Da questa ambivalenza nascono opere che ancora oggi possiamo ascoltare e sentire come espressione della nostra umanità, come il Requiem di Giuseppe Verdi diretto da lui medesimo nella chiesa di S. Marco, alle ore 11 del 22 maggio 1874 e riallestito dal Teatro alla Scala in occasione del 150° anniversario della prima esecuzione.
L’appuntamento infatti è per giovedì 23 maggio alle ore 20 presso la chiesa di San Marco. Coro e orchestra saranno diretti da Riccardo Chailly.
Quelle tinte, ora sgargianti, ora acremente timbrate da una visione culturale della morte, trovano conferma nella neonata concezione del luogo deputato alla memoria degli estinti, che proprio in quell’epoca nella città di Milano accoglieva suicidi, scomunicati, anarchici e non battezzati, tradizionalmente discriminati dalla prassi della Chiesa cattolica” prosegue don Luigi Garbini. Non è un caso che l’architetto che sta progettando il neonato Cimitero Monumentale sia lo stesso che procede alla reinterpretazione della facciata della chiesa di S. Marco.
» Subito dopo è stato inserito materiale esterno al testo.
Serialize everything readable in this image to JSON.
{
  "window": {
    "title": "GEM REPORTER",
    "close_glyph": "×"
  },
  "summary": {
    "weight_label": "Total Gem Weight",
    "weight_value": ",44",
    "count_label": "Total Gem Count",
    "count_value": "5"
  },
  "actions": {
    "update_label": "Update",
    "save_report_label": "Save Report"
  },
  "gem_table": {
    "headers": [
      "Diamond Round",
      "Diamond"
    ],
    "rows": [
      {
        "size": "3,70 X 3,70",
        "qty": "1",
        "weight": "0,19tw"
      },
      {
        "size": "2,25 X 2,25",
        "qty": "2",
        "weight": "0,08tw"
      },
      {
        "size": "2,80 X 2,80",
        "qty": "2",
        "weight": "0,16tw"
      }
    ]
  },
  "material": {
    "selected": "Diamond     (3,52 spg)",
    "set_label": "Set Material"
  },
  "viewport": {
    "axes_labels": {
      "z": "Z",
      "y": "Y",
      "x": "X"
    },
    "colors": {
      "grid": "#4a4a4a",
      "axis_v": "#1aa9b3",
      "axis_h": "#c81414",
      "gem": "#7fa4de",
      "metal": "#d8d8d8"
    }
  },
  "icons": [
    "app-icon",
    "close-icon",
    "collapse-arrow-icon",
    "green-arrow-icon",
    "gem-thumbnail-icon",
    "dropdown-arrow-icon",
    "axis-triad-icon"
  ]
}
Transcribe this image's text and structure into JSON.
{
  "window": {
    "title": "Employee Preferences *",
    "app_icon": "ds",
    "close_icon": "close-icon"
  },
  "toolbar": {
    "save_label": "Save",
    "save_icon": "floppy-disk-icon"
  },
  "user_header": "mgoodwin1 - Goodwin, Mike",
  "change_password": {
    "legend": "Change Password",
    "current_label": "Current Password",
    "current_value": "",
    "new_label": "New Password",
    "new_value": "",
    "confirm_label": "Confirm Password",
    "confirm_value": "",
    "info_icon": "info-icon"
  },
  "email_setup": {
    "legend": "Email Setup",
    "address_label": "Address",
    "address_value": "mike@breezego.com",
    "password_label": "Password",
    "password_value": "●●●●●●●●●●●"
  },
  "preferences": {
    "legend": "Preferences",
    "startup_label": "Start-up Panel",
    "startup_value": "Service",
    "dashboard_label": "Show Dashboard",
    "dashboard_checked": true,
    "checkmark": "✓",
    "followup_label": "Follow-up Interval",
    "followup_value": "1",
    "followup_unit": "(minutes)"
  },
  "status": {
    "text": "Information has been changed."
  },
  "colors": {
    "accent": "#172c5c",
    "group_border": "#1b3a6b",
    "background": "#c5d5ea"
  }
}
Il Requiem approderà a San Marco con l’apporto di Arrigo Boito, uno dei fondatori della Società del Quartetto ed elemento di spicco dell’Assemblea municipale deliberativa nonché propugnatore di una mozione a favore dell’esborso per l’esecuzione, e grazie al concorso del parroco di allora, don Michele Mongeri. Il Requiem fu primariamente una Messa da morto, e non un concerto” conclude Garbini. “Fu il ricordo di un estinto ma con le parole di una forma liturgica; fu una musica eterna ma piena di storia, di caducità. Farne dunque un concerto, come oggi si fa, significa almeno perderne la parte meno connotata e quindi meno caduca.